A un passo da me, a bordo pista, una ventenne è stata brancata; cercava di divincolarsi fisicamente, con la fatica del polso allacciato da una mano più forte. Era un suo coetaneo a serrarla, e stava cominciando a strusciarsi sul suo petto. Involontario, o automatico, è stato il mio gesto di rompere con una sbracciata la morsa sul polso della ventenne, liberandola (la stessa cosa l’ho fatta sempre in quel periodo, nello stesso locale, quando un toscano non voleva saperne del rifiuto di ragazzina). Me ne sono pentito immediatamente di quell’eroismo da discoteca, senza amici a spalleggiarmi, contro il componente di un gruppo di 50 persone. Quando il giovane magrebino si è voltato verso di me affrontandomi, gli ho visto in faccia una fame che mi ha fatto paura. La ventenne, che di paura ne aveva più di me, si è allontanata dalla pista.

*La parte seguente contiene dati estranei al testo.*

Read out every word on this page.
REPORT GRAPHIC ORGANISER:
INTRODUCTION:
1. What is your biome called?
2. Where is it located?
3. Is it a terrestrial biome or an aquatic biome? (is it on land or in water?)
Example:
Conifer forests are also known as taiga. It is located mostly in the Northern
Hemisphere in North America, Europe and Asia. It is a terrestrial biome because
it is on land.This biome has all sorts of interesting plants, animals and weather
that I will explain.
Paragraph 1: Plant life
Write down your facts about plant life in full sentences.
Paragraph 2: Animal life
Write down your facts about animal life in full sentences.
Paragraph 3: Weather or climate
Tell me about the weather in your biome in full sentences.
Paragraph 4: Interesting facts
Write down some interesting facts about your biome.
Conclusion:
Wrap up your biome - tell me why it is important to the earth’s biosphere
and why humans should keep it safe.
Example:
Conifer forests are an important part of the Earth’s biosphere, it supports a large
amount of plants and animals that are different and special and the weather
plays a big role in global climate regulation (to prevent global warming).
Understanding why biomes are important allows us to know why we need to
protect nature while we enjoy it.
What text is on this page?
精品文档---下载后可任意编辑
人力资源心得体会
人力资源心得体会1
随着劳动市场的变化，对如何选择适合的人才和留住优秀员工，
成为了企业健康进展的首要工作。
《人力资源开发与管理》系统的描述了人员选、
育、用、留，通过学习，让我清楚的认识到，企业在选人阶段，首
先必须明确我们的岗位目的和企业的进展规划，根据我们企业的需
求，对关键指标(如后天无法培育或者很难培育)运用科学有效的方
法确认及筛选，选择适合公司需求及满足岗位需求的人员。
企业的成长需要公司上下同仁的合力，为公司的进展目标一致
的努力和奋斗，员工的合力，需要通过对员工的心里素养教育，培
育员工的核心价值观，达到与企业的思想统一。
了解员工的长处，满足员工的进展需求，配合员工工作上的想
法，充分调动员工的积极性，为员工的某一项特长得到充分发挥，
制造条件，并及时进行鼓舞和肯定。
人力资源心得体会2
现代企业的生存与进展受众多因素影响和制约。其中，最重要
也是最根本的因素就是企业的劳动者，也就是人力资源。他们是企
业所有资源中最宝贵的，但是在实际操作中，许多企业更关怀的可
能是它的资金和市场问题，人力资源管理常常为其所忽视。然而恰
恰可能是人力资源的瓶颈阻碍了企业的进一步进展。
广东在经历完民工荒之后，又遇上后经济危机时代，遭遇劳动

“Lasciala stare”, ho detto a quello, che a pugni serrati mi torreggiava col suo metro e settantacinque. Al mio mezzo passo indietro, lui mi si è fatto ancora più sopra, nella posa che promette il menarsi.
“Lasciale stare le italiane”, ho balbettato, cercando di indurirmi, ma del tutto impreparato alla rissa e alle legnate per una tipa che nemmeno conoscevo. Capiva, non rispondeva, e mi fissava con quella fame intatta, come se, avendogli tolto il pasto di bocca, ora volesse mangiare me. Gli sentivo l’alito e il respiro. Avrebbe potuto mandarmi incosciente da un momento all’altro; io premonivo la mi vista fulminata, e le tempie esplose, da un gancio sotto il mento, il corpo obliquo in caduta all’indietro.
“Lasciale stare le italiane, sono tutte puttane”.
Questa è stata la mia difesa, vergognosa e disperata, capace di fargli disserrare i pugni; quelle parole, incenerenti la dignità di trenta milioni di donne, e quella mia, sembrarono soddisfare il magrebino, raffreddando la sua fiammata in corpo, per il sesso o per la rissa, che aveva terrificato la ventenne e stava atterrendo me.
Fece quel passo indietro che mi ridiede almeno mezzo braccio di distanza tra me e lui; all’apparenza calmatosi, si voltò a guardarle, queste italiane all’interno del locale, ma la pista si era orma svuotata di donne: rimanevano solo maschi, la maggior parte dei quali erano proprio i magrebini entrati un paio di minuti prima; si stavano guardando tra loro, come a dire: già finito?
Restai al fianco di quel ragazzo con cui mi sarei potuto menare poco prima, a gustarmi, a bermi, quegli istanti di amarezza che avrei ricordato per tutta la vita, già lo sapevo.
Sì, in pochi minuti il gioco era già finito. La musica si era abbassata, le luci sulla pista schiarentesi. Gli sguardi di tutti erano concentrati su quei corpi così uguali ai nostri eppure, in quel momento, così estranei, tanto da aver bloccato la baldoria. E quello era un locale abitualmente frequentato anche da ragazzi di origine africana. Così com’erano entrati, come una bufera, la cinquantina di magrebini se ne sciamò via, fuori dal locale.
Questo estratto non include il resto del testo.